Horticulture Helps Palestinian Women Feed Families

Women & Environments International Magazine, Fall/Winter 2011 | Go to article overview

Horticulture Helps Palestinian Women Feed Families


Drip irrigation networks and "grey water" treatment units ensure fruit and vegetable production even during water scarcities of the hot summer months.

FAO

Agriculture plays an important role in the Palestinian economy and household food security in the West Bank and Gaza Strip.

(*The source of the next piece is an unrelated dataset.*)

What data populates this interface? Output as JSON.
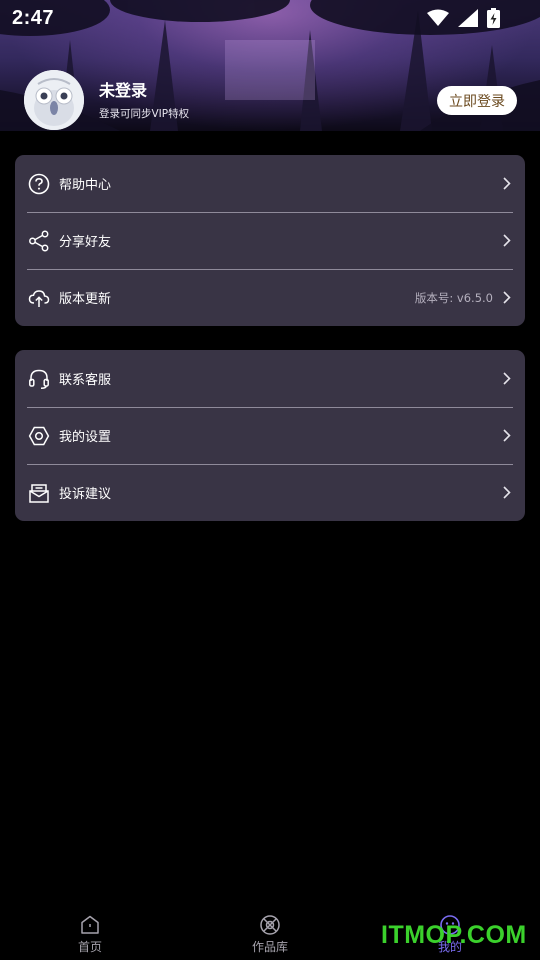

In 2005, the agriculture sector supported some 14,000 private enterprises and provided employment for more than 135,000 people.

Recently, however, a combination of factors - tighter restrictions on the movement of people and goods, more restricted access to land, economic recession, the financial crisis faced by the Palestinian Authority and rising prices of agricultural inputs - has seriously threatened food security and led to increased levels of unemployment and poverty.

Because nearly 65% of agricultural work is done by women, a recently-completed FAO project funded by Norway aimed at enabling women to initiate and conduct entrepreneurial activities in agriculture as a means of promoting their participation in the social and economic life of their communities. The strategy was to assist some 550 low-income women farmers, who had lost their productive assets and means of supporting their livelihoods, in establishing backyard vegetable gardens or cottage industries.

The project recruited six field extension agents - five women and one man - to work with 10 women's associations in each project site. Over a six month period, the project team helped 140 femaleheaded households establish backyard gardens. The women themselves selected and purchased the vegetable seeds and fruit tree seedlings they wanted to plant.

To ensure the sustainability of the home gardens, farmers who lacked a reliable source of water in the summer months were provided with cisterns or had their existing cisterns rehabilitated. In all, 33 new cisterns were built and 12 were rehabilitated. All 140 gardens were provided with a drip irrigation network.

To relieve water shortages, the project also provided 25 farmers with units that allowed them to treat and reuse on their gardens "grey waste water" - water used in the kitchen, laundry and for bathing that is relatively clean but, owing to the presence of soap, causes problems if used directly to irrigate plants.